China army soldiers appear on Hong Kong streets to clean up roadblocks as protests continue
Soldiers from the Chinese army were deployed in Hong Kong on Saturday, Nov. 16, 2019, a first in more than five months of civil unrest in the city.
They marched from their Kowloon garrison to help clear roadblocks.
It is unclear exactly how many of them were involved.
The soldiers were mostly in green t-shirts and black shorts, and carrying red buckets.
They ran out of the PLA’s Kowloon Tong barracks at about 4pm.
They headed for an area near Baptist University’s campus to clear obstacles on Renfrew Road.
Rare for PLA to get involved
The last time the People’s Liberation Army’s local garrison were engaged to carry out work in Hong Kong was in October 2018.
Then, more than 400 soldiers were sent in batches to Hong Kong’s country parks to help remove trees felled during Typhoon Mangkhut a month earlier in September.
No idea on whose orders PLA was acting upon
Exactly on whose orders the soldiers were deployed no one could tell.
A soldier said their action had nothing to do with the Hong Kong government.
Quoting a phrase coined by President Xi Jinping, one of them said: “We initiated this! ‘Stopping violence and ending chaos’ is our responsibility.”
Firefighters and police officers also joined in.
About 20 people were clearing the roadblocks before the soldiers showed up.
The people brought trolleys to move bricks and other objects onto the pavement.
PLA can move freely but must inform Hong Kong government
It is understood that the PLA could freely decide on whether to send soldiers into Hong Kong outside military sites to carry out duties.
There are no records of how many times these incidents have happened.
Under the city’s Garrison Law, and the Basic Law, the city’s mini-constitution, the PLA must not interfere in local affairs.
But troops can help with disaster relief or maintain public order, if requested by the local government.
But such a request has never been made in the last 22 years, since the city returned to Chinese rule.
The Garrison Law also states the Hong Kong government should be notified.
The move by the PLA was not ordered by the chairman of the Central Military Commission.
PLA in Hong Kong can cause potential problems
The presence of Chinese soldiers in Hong Kong could present a new set of problems and ignite old ones.

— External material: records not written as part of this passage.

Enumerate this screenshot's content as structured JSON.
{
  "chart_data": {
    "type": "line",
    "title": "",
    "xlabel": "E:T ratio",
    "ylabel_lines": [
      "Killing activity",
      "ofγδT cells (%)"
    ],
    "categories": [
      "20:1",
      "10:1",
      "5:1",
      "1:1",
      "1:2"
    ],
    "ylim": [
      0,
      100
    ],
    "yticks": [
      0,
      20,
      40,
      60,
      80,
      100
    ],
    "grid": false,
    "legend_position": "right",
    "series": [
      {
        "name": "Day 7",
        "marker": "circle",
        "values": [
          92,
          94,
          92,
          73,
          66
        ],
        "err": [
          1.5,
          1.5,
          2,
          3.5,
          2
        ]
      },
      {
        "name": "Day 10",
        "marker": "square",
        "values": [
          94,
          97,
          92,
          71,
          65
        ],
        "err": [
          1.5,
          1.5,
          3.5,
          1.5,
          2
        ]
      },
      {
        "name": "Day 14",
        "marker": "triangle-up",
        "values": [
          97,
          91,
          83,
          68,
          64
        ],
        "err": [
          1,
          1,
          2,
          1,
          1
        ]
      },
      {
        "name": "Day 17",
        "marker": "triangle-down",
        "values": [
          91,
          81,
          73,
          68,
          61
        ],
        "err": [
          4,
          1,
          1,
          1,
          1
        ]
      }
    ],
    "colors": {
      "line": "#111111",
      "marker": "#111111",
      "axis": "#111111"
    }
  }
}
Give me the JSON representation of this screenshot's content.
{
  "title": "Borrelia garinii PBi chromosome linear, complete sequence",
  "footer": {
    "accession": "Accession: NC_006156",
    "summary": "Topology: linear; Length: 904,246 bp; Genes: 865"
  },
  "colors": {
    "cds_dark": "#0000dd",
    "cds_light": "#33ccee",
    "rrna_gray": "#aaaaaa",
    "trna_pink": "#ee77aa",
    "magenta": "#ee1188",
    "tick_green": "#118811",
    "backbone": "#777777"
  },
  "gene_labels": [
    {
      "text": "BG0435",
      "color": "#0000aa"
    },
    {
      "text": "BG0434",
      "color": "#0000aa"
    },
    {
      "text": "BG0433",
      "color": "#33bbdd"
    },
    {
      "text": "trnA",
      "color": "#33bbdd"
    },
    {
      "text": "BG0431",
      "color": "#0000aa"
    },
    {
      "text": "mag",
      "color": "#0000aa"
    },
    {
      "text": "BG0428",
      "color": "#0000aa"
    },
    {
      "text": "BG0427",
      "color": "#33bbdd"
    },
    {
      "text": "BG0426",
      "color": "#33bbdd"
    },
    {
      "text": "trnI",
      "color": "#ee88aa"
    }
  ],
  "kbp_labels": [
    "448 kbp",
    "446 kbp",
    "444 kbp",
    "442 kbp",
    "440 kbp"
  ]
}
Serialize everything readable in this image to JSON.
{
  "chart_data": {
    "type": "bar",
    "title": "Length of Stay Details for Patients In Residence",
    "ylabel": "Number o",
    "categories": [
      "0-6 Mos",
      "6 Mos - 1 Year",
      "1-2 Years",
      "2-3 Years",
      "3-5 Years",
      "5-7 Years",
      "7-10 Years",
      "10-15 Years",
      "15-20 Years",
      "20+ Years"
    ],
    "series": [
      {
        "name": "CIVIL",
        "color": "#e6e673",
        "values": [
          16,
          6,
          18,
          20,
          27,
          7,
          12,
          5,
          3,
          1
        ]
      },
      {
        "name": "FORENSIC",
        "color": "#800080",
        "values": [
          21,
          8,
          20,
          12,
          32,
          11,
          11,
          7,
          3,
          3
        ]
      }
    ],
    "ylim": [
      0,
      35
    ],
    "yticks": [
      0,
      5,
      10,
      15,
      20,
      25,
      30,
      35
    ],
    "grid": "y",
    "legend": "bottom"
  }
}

The worry is that clashes can occur and this can lead to justification for bringing in more troops and weaponry to deal with the situation.
Conversely, the soldiers could also be seen as trying to make an impression on the public and allow people to get used to them carrying out activities outside the barracks.
The deployment of PLA troops is almost clockwork-like.
In August, Beijing moved thousands of troops across the border into Hong Kong.
The operation was described by state news agency Xinhua at the time as a routine “rotation”.
Up to 12,000 troops are now believed to be based across Hong Kong.
This is twice the usual garrison number.
In October, Chinese soldiers issued a warning to Hong Kong protesters who shone lasers at their barracks in the city.
It was the first direct interaction between mainland military forces and protesters.